Con los años yo me he vuelto más mezquino, más materialista y más cabrón. Esos primeros amores no consumados y no consumidos son un pequeño depósito de reserva de inocencia. 

-Sin ahondar en ello, reflexionas sobre el independentismo. Y vienes a decir que todas las banderas son una forma de odio...

Lo son. Una bandera nos dice que hay un “nosotros” (los de la bandera), y eso implica que hay un “ellos” (los que no son de la bandera). Y ese abismo de soberbia que trazamos entre nosotros y ellos, como si las personas no fuésemos todas tan fallidas en todas partes, solo trae dolor.

 -¿Cómo vive un aragonés en Cataluña? ¿Qué errores cometemos los que somos críticos con el nacionalismo catalán, hay algo que no entendemos?

Ese es el problema: que se quiere entender. El nacionalismo -el catalán, el español, el alemán, el rumano…- no tiene nada que ver con la razón. Es algo más atávico, más cercano a la religión. El nacionalista cree en su patria en un acto de fe, como el que cree en Dios o Alá. Nadie los ha visto, pero se cree en ellos sin resquicio de duda. Nadie ha visto nunca una patria, si te subes a un avión y observas, abajo verás montañas y ríos, pero no patrias. Sin embargo, la gente está dispuesta a matar por esa ficción. A mí me parece incomprensible, pero es así.

 

 

-En la contraportada, se recuerda que tu novela ‘La bibliotecaria de Auschwitz’ se ha traducido a más de 30 lenguas. Ahora se publica en Estados Unidos. ¿Eso da vértigo, te deja dormir por la noche o no hay nada en este oficio que te robe el sueño?

Lo que te quita el sueño es no poder pagar las facturas o el alquiler, como por desgracia le pasa a mucha gente en España. Yo, con la modestia del oficio de juntar palabras, salgo adelante, así que me siento muy afortunado.

 -Acabas de regresar a Aragón y en particular a Zaragoza: Veruela, Casetas… ¿Qué te sigue diciendo la ciudad?

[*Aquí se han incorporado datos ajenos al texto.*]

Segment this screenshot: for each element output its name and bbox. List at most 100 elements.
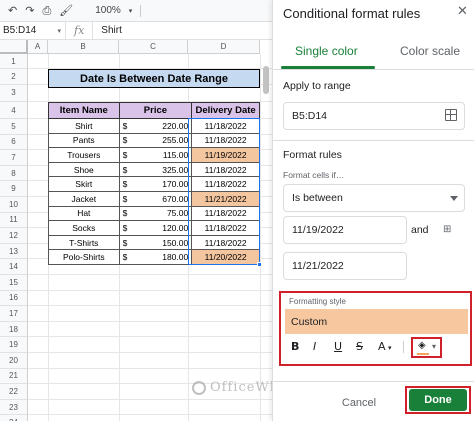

En los recuerdos de niño, Casetas me parecía una ciudad extensísima en la que te podías extraviar. Pensaba que la base estaba lejísimos del centro y ahora veo que está ahí mismo. Aunque para mí el Casetas de mi recuerdo es el horno de la calle de la Parra, que era un universo en sí mismo, con su bomba manual de agua en el patio, la leña apilada y el olor a mantecados recién hechos, mientras sonaba el rock’n’roll de los ensayos de Pedro Botero a todo meter. Se me hizo raro pasar por delante y ver que ahora es un bloque de pisos, pero así es la vida.